Our results suggest that LNM plays an important role in the prognosis, and HMGB3 was potential as a biomarker for EC patients.

摘要

背景

子宫内膜癌(EC)是女性生殖系统最常见的恶性肿瘤之一。在临床疑似早期 EC 患者中,淋巴结转移(LNM)的发生率仅约为 10%。发现用于早期诊断的预后模型和有效生物标志物对于降低死亡率非常重要。

方法

使用最小绝对收缩和选择算子(LASSO)回归来识别特征维度降低,并区分与预后相关的 LNM 基因特征。随后,构建了一种新的预后相关列线图以预测总生存期(OS)。进行生存分析以探讨风险模型的个体预后意义,并在体外验证关键基因。

结果

总共鉴定出 89 个淋巴结相关基因(LRGs)。
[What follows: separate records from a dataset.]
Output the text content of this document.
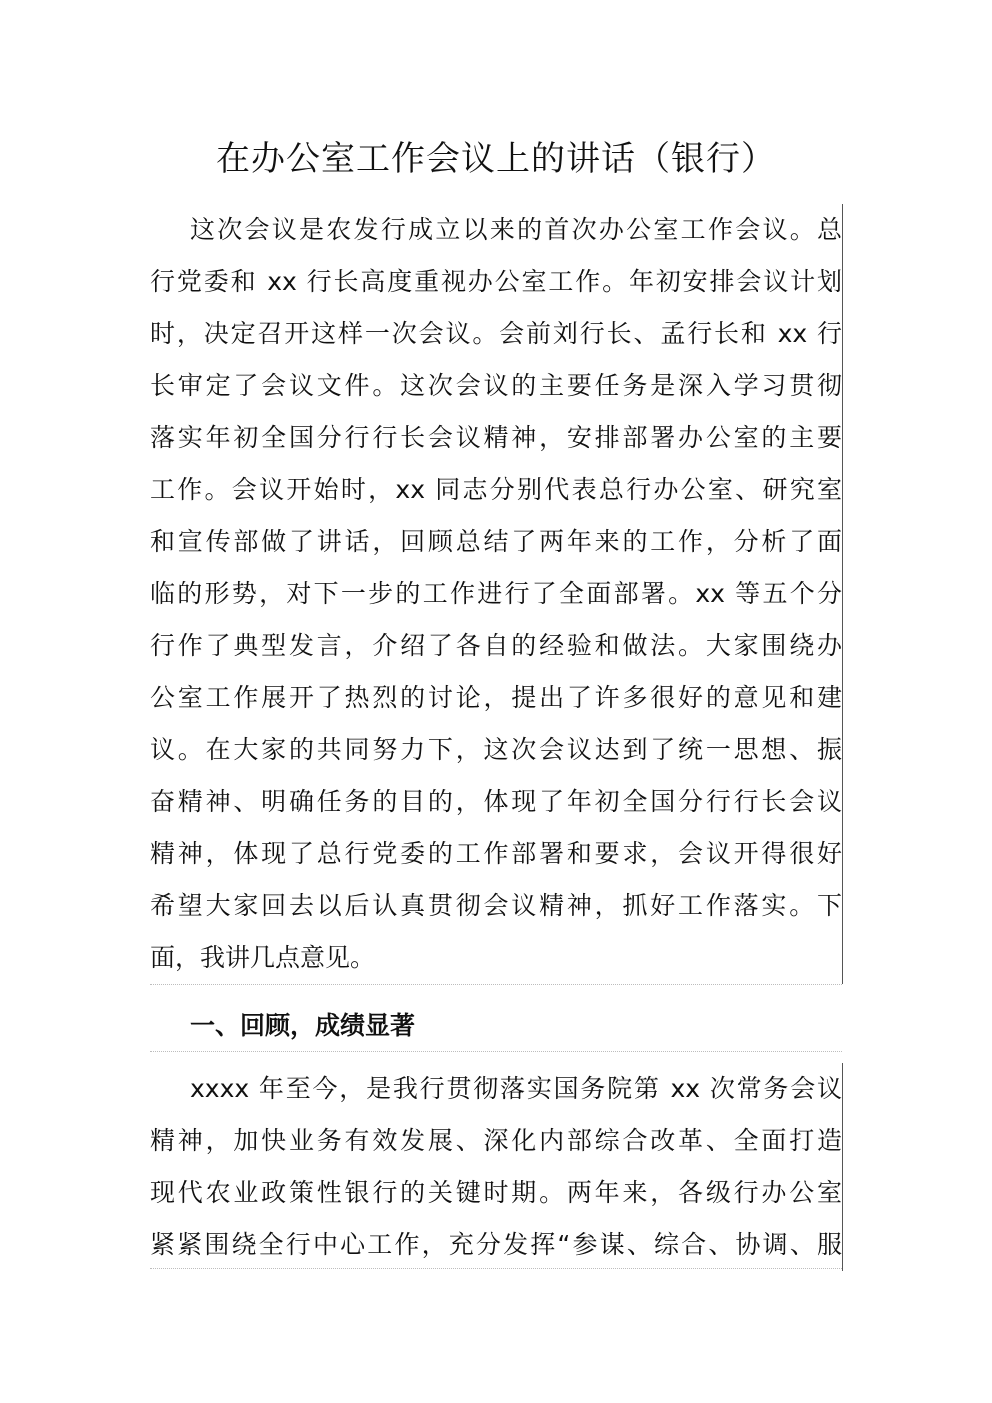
在办公室工作会议上的讲话（银行）
这次会议是农发行成立以来的首次办公室工作会议。总
行党委和 xx 行长高度重视办公室工作。年初安排会议计划
时，决定召开这样一次会议。会前刘行长、孟行长和 xx 行
长审定了会议文件。这次会议的主要任务是深入学习贯彻
落实年初全国分行行长会议精神，安排部署办公室的主要
工作。会议开始时，xx 同志分别代表总行办公室、研究室
和宣传部做了讲话，回顾总结了两年来的工作，分析了面
临的形势，对下一步的工作进行了全面部署。xx 等五个分
行作了典型发言，介绍了各自的经验和做法。大家围绕办
公室工作展开了热烈的讨论，提出了许多很好的意见和建
议。在大家的共同努力下，这次会议达到了统一思想、振
奋精神、明确任务的目的，体现了年初全国分行行长会议
精神，体现了总行党委的工作部署和要求，会议开得很好
希望大家回去以后认真贯彻会议精神，抓好工作落实。下
面，我讲几点意见。
一、回顾，成绩显著
xxxx 年至今，是我行贯彻落实国务院第 xx 次常务会议
精神，加快业务有效发展、深化内部综合改革、全面打造
现代农业政策性银行的关键时期。两年来，各级行办公室
紧紧围绕全行中心工作，充分发挥“参谋、综合、协调、服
基于 LASSO Cox 回归,选择了 11 个基因来开发风险评估模型。Kaplan-Meier 曲线表明,低危组患者的 OS 明显更好(p=3.583e-08)。该模型在 5 年 OS 时的 ROC 曲线下面积(AUC)为 0.718。然后,我们开发了一个与 OS 相关的列线图,其中包含风险评分和临床病理特征。该列线图的一致性指数为 0.769。在列线图的三个亚组中进行的生存验证表明了模型的有效性。该列线图在 5 年 OS 时的 AUC 为 0.787。在 EC 细胞系中探索了 HMGB3 的增殖和转移。对我院的 30 例患者进行外部验证表明,低风险评分患者的 OS 更长(p 值=0.03)。最后,我们揭示了低风险和高风险组中最常突变的基因分别是 PTEN 和 TP53。

结论

我们的结果表明,LNM 在预后中起重要作用,HMGB3 可能是 EC 患者的潜在生物标志物。